Yes, a book is needed, but if Jason is spending all of his time putting out arsonist's fires, he will never have time to finish it.
The soul purr pus of a spell cheque cur is two valley date hour ignore ants.

John_Betong

  • Full Member
  • ***
  • Posts: 218
  • Karma: +24/-1
    • The Fastest Joke Site On The Web
Re: Holla Holla
« Reply #9 on: 8 Sep 2020, 10:32:14 pm »
@Jason Knight,
> Every time I start, it ends up out of date by the time I reach the third chapter.

Books quickly become outdated and would you believe there are Apps that are designed to be frequently updated :)

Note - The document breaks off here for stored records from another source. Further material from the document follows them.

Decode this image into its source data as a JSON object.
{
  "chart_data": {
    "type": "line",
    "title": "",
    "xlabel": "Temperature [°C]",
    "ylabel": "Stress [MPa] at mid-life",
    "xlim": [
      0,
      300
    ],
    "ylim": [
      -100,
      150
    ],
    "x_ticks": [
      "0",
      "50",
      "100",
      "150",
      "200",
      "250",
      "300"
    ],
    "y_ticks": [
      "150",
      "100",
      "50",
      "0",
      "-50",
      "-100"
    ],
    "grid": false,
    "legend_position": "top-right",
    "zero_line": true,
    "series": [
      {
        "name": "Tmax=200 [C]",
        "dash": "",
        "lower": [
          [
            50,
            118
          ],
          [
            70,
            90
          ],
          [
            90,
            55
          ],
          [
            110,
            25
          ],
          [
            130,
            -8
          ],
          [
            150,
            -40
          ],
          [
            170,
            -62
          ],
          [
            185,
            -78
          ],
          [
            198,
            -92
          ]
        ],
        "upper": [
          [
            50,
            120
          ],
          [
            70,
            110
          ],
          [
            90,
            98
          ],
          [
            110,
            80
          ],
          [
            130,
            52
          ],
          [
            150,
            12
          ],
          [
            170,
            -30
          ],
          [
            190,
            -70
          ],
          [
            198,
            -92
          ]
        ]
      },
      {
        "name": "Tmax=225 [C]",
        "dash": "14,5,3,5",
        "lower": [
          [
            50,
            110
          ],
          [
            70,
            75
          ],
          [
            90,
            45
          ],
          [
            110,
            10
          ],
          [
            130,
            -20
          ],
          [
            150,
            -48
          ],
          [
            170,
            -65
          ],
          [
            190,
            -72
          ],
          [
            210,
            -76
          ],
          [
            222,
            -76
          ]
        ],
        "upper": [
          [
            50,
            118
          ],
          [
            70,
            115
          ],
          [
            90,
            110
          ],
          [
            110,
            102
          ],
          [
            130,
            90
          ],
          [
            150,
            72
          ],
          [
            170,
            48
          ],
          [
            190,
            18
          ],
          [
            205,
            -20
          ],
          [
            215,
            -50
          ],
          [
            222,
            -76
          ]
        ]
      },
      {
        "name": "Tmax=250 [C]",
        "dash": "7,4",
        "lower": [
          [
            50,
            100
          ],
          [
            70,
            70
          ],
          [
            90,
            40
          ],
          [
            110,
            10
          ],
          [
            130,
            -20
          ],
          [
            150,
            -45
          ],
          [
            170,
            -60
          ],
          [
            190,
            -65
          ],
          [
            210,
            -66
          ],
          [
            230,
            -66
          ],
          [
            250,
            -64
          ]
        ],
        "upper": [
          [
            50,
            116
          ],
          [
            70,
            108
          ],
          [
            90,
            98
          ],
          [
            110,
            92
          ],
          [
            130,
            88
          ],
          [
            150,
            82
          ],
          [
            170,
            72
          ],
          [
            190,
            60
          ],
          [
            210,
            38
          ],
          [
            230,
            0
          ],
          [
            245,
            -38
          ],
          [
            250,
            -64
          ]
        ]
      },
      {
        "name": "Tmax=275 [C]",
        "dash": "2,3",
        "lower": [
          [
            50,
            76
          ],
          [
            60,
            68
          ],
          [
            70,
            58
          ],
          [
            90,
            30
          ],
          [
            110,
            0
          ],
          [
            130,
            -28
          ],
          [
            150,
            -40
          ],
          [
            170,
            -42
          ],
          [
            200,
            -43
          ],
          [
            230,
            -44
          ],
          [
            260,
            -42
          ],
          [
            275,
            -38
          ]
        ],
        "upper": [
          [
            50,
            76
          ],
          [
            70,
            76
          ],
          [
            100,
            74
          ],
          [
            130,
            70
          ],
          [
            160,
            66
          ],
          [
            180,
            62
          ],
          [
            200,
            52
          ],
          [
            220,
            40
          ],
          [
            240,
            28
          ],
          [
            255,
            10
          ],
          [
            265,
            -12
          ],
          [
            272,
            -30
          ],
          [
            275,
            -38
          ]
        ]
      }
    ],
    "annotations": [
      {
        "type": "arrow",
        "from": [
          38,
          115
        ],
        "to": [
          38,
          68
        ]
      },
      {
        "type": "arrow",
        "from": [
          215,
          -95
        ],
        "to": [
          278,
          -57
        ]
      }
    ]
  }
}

Looking forward to your...

https://Wiki.CutCodeDown.com

I promise to click the Ads when a satisfactory solution is found :)
« Last Edit: 8 Sep 2020, 10:36:20 pm by John_Betong »
Retired in the City of Angels where the weather suits my clothes

JS Kelly

  • Junior Member
  • *
  • Posts: 31
  • Karma: +5/-0
Re: Holla Holla
« Reply #10 on: 15 Mar 2021, 04:24:09 pm »
I feel like I got a book's-worth of advice from this thread last night:

https://forums.digitalpoint.com/threads/progressive-enhancement-design-from-the-inside-out.2759516/

which is how I found this site. Incidentally, Hola Hola from me, too. I'm new around here.